Step 1: Understanding the Concept:
To find and classify the extrema (maxima, minima) and saddle points of a function of two variables, we use the second partial derivative test. This involves finding critical points where the first partial derivatives are zero, and then using the second partial derivatives to classify them.
Step 2: Key Formula or Approach:
1. Find Critical Points: Solve the system of equations \(f_x = 0\) and \(f_y = 0\).
2. Second Derivative Test: Calculate the discriminant (or Hessian determinant) \(D(x,y) = f_{xx}f_{yy} - (f_{xy})^2\).
- If \(D>0\) and \(f_{xx}>0\), it's a local minimum.
- If \(D>0\) and \(f_{xx}<0\), it's a local maximum.
- If \(D<0\), it's a saddle point.
- If \(D = 0\), the test is inconclusive.

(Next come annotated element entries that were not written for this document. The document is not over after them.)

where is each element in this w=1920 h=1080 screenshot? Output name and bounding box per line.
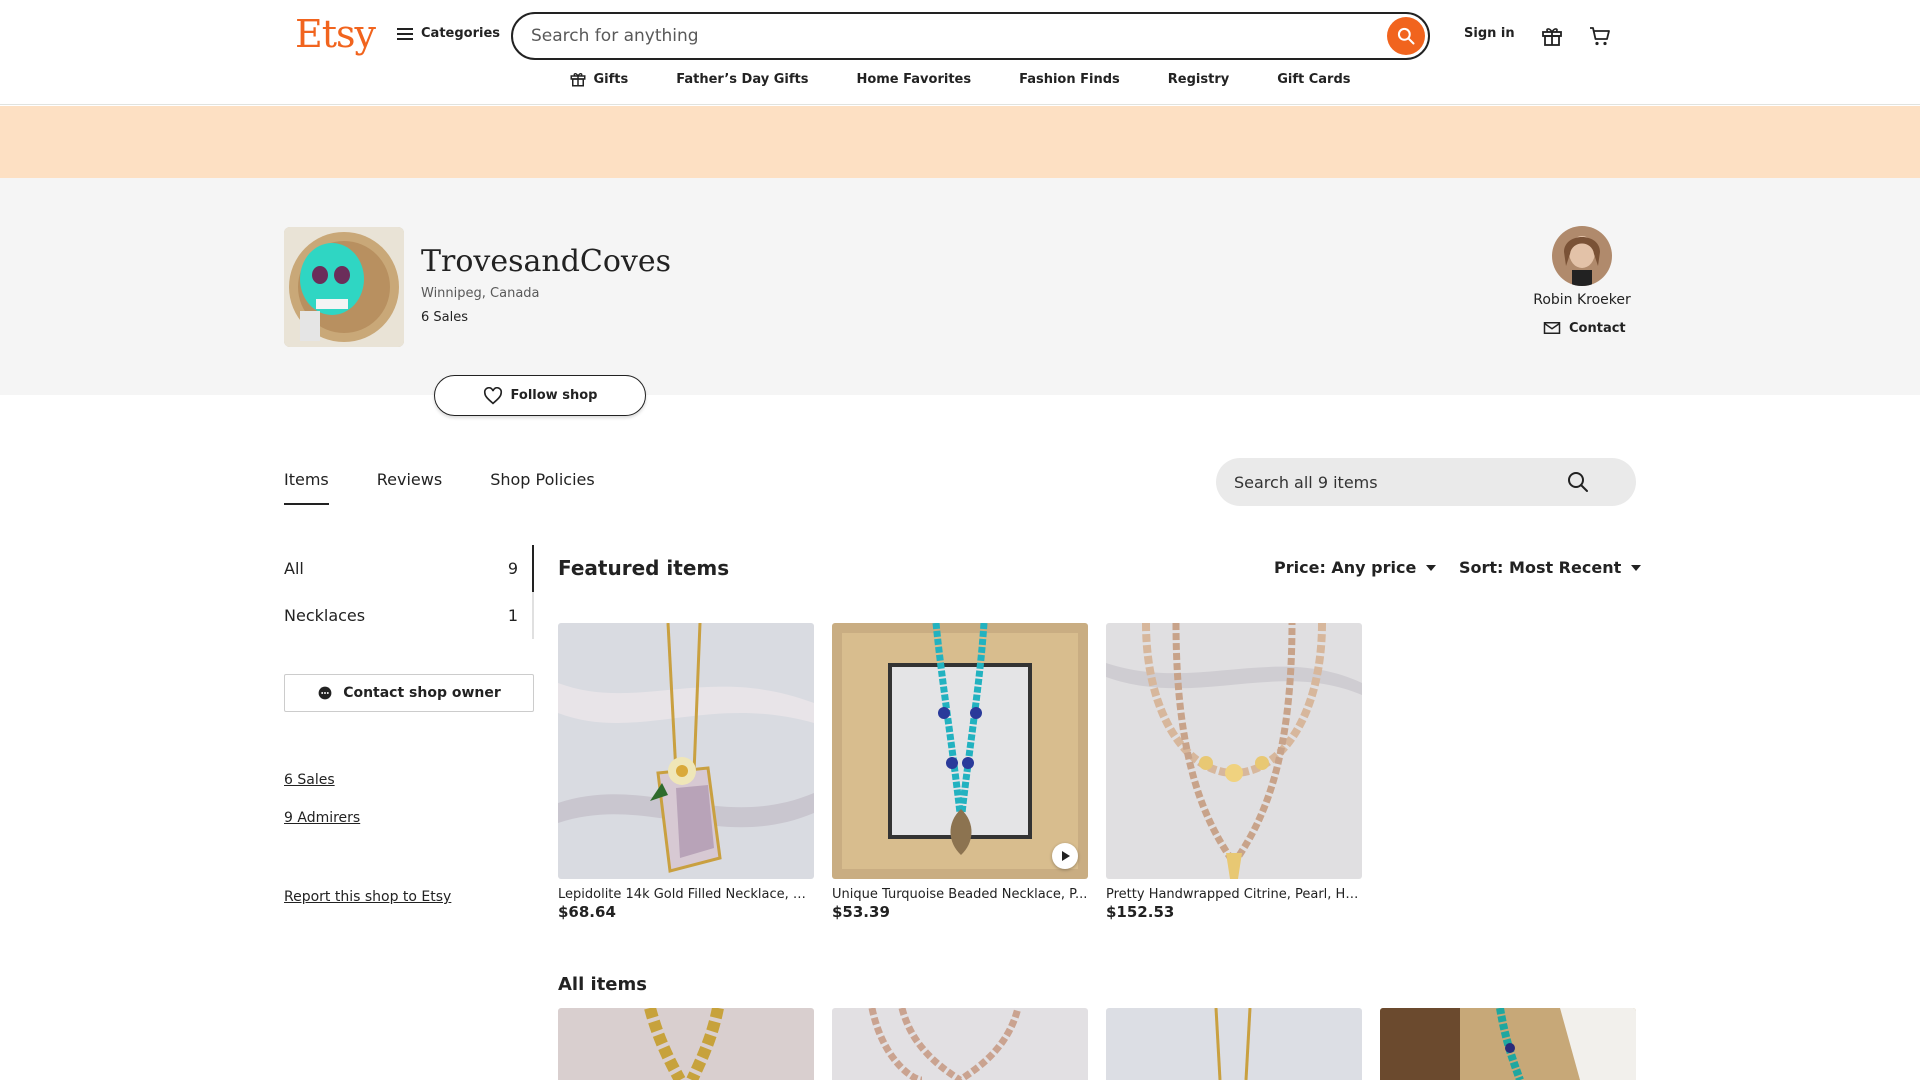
shop-icon-image[interactable] xyxy=(284,227,404,347)
contact-owner-link[interactable]: Contact xyxy=(1543,320,1626,336)
gift-icon xyxy=(570,73,586,87)
section-necklaces[interactable]: Necklaces 1 xyxy=(284,592,534,639)
search-icon xyxy=(1397,27,1415,45)
nav-fathers-day-gifts[interactable]: Father’s Day Gifts xyxy=(676,70,808,88)
product-price: $152.53 xyxy=(1106,903,1175,921)
product-title[interactable]: Lepidolite 14k Gold Filled Necklace, C..… xyxy=(558,887,814,902)
categories-label: Categories xyxy=(421,26,501,41)
nav-home-favorites[interactable]: Home Favorites xyxy=(856,70,971,88)
nav-label: Home Favorites xyxy=(856,71,972,87)
nav-registry[interactable]: Registry xyxy=(1168,70,1229,88)
sales-link[interactable]: 6 Sales xyxy=(284,772,335,788)
site-header: Etsy Categories Sign in Gifts Father’s D… xyxy=(0,0,1920,105)
menu-icon xyxy=(397,27,413,40)
featured-item-card[interactable]: Unique Turquoise Beaded Necklace, P... $… xyxy=(832,623,1088,921)
nav-gift-cards[interactable]: Gift Cards xyxy=(1277,70,1350,88)
nav-label: Gift Cards xyxy=(1277,71,1351,87)
product-image[interactable] xyxy=(1106,1008,1362,1080)
product-image[interactable] xyxy=(832,623,1088,879)
shop-location: Winnipeg, Canada xyxy=(421,286,540,301)
product-image[interactable] xyxy=(1380,1008,1636,1080)
play-video-icon[interactable] xyxy=(1052,843,1078,869)
envelope-icon xyxy=(1543,322,1561,334)
shop-search-input[interactable] xyxy=(1234,469,1574,495)
section-label: Necklaces xyxy=(284,606,366,625)
featured-items-heading: Featured items xyxy=(558,556,730,580)
sign-in-link[interactable]: Sign in xyxy=(1464,26,1515,41)
owner-avatar[interactable] xyxy=(1552,226,1612,286)
nav-gifts[interactable]: Gifts xyxy=(569,70,628,88)
all-items-heading: All items xyxy=(558,974,647,995)
shop-sales-count: 6 Sales xyxy=(421,310,469,325)
admirers-link[interactable]: 9 Admirers xyxy=(284,810,360,826)
search-button[interactable] xyxy=(1387,17,1425,55)
nav-fashion-finds[interactable]: Fashion Finds xyxy=(1019,70,1120,88)
product-image[interactable] xyxy=(1106,623,1362,879)
sort-dropdown[interactable]: Sort: Most Recent xyxy=(1459,558,1642,577)
shop-name: TrovesandCoves xyxy=(421,244,672,279)
categories-button[interactable]: Categories xyxy=(397,26,500,41)
tab-items[interactable]: Items xyxy=(284,470,329,505)
product-image[interactable] xyxy=(558,623,814,879)
follow-label: Follow shop xyxy=(510,388,598,403)
promo-banner xyxy=(0,106,1920,178)
follow-shop-button[interactable]: Follow shop xyxy=(434,375,646,416)
product-price: $53.39 xyxy=(832,903,890,921)
sort-label: Sort: Most Recent xyxy=(1459,558,1622,577)
etsy-logo[interactable]: Etsy xyxy=(295,12,376,56)
cart-icon[interactable] xyxy=(1586,22,1614,50)
tab-reviews[interactable]: Reviews xyxy=(377,470,442,505)
product-price: $68.64 xyxy=(558,903,616,921)
category-nav: Gifts Father’s Day Gifts Home Favorites … xyxy=(0,70,1920,88)
featured-item-card[interactable]: Lepidolite 14k Gold Filled Necklace, C..… xyxy=(558,623,814,921)
tab-shop-policies[interactable]: Shop Policies xyxy=(490,470,595,505)
product-image[interactable] xyxy=(558,1008,814,1080)
shop-tabs: Items Reviews Shop Policies xyxy=(284,470,595,505)
heart-icon xyxy=(483,386,502,404)
section-sidebar: All 9 Necklaces 1 xyxy=(284,545,534,639)
search-input[interactable] xyxy=(531,23,1351,49)
section-all[interactable]: All 9 xyxy=(284,545,534,592)
shop-search-bar xyxy=(1216,458,1636,506)
section-label: All xyxy=(284,559,304,578)
search-bar xyxy=(511,12,1430,60)
gift-icon[interactable] xyxy=(1538,22,1566,50)
owner-name: Robin Kroeker xyxy=(1533,292,1631,308)
nav-label: Registry xyxy=(1167,71,1230,87)
nav-label: Fashion Finds xyxy=(1019,71,1120,87)
search-icon[interactable] xyxy=(1566,470,1590,494)
section-count: 9 xyxy=(507,559,518,578)
contact-shop-owner-label: Contact shop owner xyxy=(343,685,501,701)
chat-bubble-icon xyxy=(318,686,332,700)
nav-label: Gifts xyxy=(593,71,629,87)
report-shop-link[interactable]: Report this shop to Etsy xyxy=(284,889,451,905)
price-filter-dropdown[interactable]: Price: Any price xyxy=(1274,558,1437,577)
price-filter-label: Price: Any price xyxy=(1274,558,1417,577)
section-count: 1 xyxy=(507,606,518,625)
contact-label: Contact xyxy=(1569,320,1626,336)
contact-shop-owner-button[interactable]: Contact shop owner xyxy=(284,674,534,712)
product-title[interactable]: Unique Turquoise Beaded Necklace, P... xyxy=(832,887,1088,902)
product-title[interactable]: Pretty Handwrapped Citrine, Pearl, He... xyxy=(1106,887,1362,902)
nav-label: Father’s Day Gifts xyxy=(676,71,809,87)
featured-item-card[interactable]: Pretty Handwrapped Citrine, Pearl, He...… xyxy=(1106,623,1362,921)
product-image[interactable] xyxy=(832,1008,1088,1080)
caret-down-icon xyxy=(1426,564,1437,571)
caret-down-icon xyxy=(1631,564,1642,571)
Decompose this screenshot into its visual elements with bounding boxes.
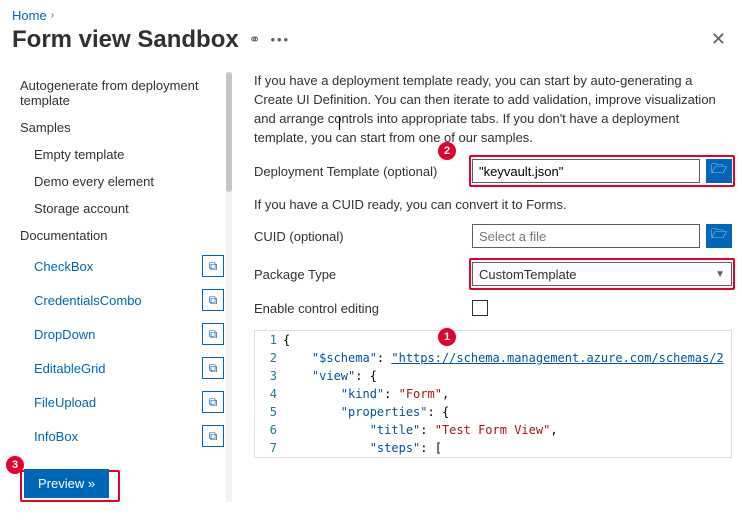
package-type-select[interactable]: CustomTemplate ▼	[472, 262, 732, 286]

Step 3: Detailed Explanation:
The given function is \( f(x, y) = x^3 + y^3 - 3x - 12y + 12 \).
Part 1: Find Critical Points
First, find the partial derivatives with respect to \(x\) and \(y\):
\[ f_x = \frac{\partial f}{\partial x} = 3x^2 - 3 \]
\[ f_y = \frac{\partial f}{\partial y} = 3y^2 - 12 \]
Set them to zero to find the critical points:
\[ 3x^2 - 3 = 0 \implies x^2 = 1 \implies x = \pm 1 \]
\[ 3y^2 - 12 = 0 \implies y^2 = 4 \implies y = \pm 2 \]
The critical points are all possible combinations of these \(x\) and \(y\) values: (1, 2), (1, -2), (-1, 2), and (-1, -2).
Part 2: Second Derivative Test
Next, find the second partial derivatives:
\[ f_{xx} = \frac{\partial^2 f}{\partial x^2} = 6x \]
\[ f_{yy} = \frac{\partial^2 f}{\partial y^2} = 6y \]
\[ f_{xy} = \frac{\partial^2 f}{\partial x \partial y} = 0 \]
Calculate the discriminant \(D\):
\[ D(x,y) = f_{xx}f_{yy} - (f_{xy})^2 = (6x)(6y) - (0)^2 = 36xy \]
Part 3: Classify Critical Points
Now, test each critical point:
At (1, 2):
\( D(1,2) = 36(1)(2) = 72>0 \).
\( f_{xx}(1,2) = 6(1) = 6>0 \).
Since \(D>0\) and \(f_{xx}>0\), this is a local minimum. Statement A is correct.
At (-1, -2):
\( D(-1,-2) = 36(-1)(-2) = 72>0 \).
\( f_{xx}(-1,-2) = 6(-1) = -6<0 \).
Since \(D>0\) and \(f_{xx}<0\), this is a local maximum. Statement B is correct.
At (1, -2):
\( D(1,-2) = 36(1)(-2) = -72<0 \).
Since \(D<0\), this is a saddle point.
At (-1, 2):
\( D(-1,2) = 36(-1)(2) = -72<0 \).
Since \(D<0\), this is a saddle point.
Part 4: Evaluate Statements C and D
Statement D: "the saddle points are (-1,2) and (1,-2)". This matches our findings. Statement D is correct.
Statement C: "neither a maxima nor a minima at (1,-2) and (-1,2)". A saddle point is by definition a point that is not a local extremum (not a max or min). Since (1,-2) and (-1,2) are saddle points, this statement is also true. Statement C is correct.
Step 4: Final Answer:
All four statements A, B, C, and D are correct descriptions based on our calculations. Therefore, the correct option is (C).